Many of the same things happened in the 1940s – the loyalty of Japanese Americans was questioned and the fear-mongering led to profiling, violence, and imprisonment. Inciting fear is a known political tactic – ever since September 11, the months leading up to elections have seen an uptick in anti-Muslim hate crimes, often incited by candidates running for office. It is not limited to candidates either – Republican officials in 49 states have attacked Muslims with words and proposed legislation since 2015. The Islamophobic fear industrial complex is systematic. The current Muslim Ban is a piece of the puzzle to intensify fear-mongering about Muslims in American culture.
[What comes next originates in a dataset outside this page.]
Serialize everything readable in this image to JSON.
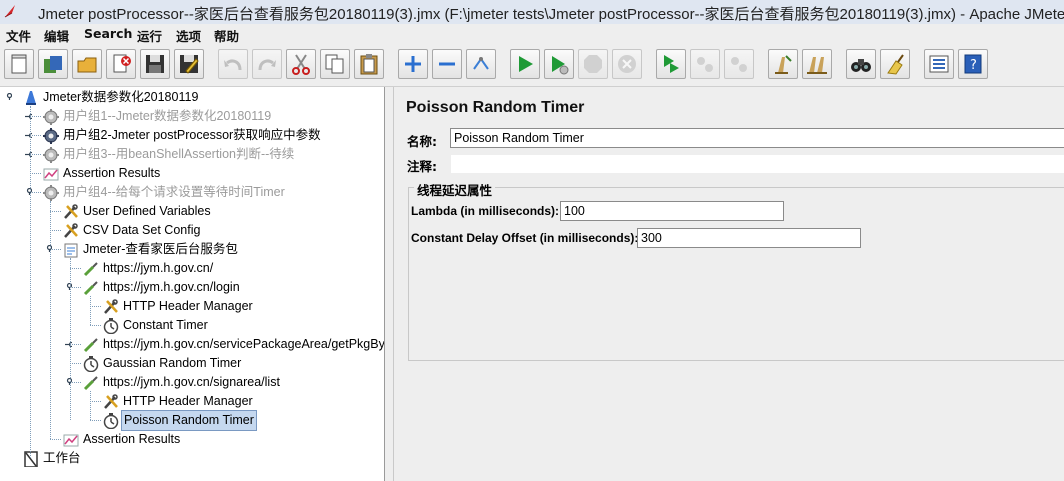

As we hiked back up the dusty red clay ravine to our vehicles, I wondered who about the people who had taken the same footsteps in this dirt. How did they manage their fear, how did they find joy? Were they able to return to a life of pride or were they filled with self-hate and tried to distance themselves from their identity? Did they feel a stigma when they returned to life after war? What lessons must I take from their experience, transpose onto mine? I wonder what solidarity looked like for them and what they would say about the deep solidarity built between the Japanese & Muslim American communities now.
As the Supreme Court listens to the oral arguments this week, we can only hope that they hear the voices of America’s past to course correct for the future. Let the footstep echoes of the past end here.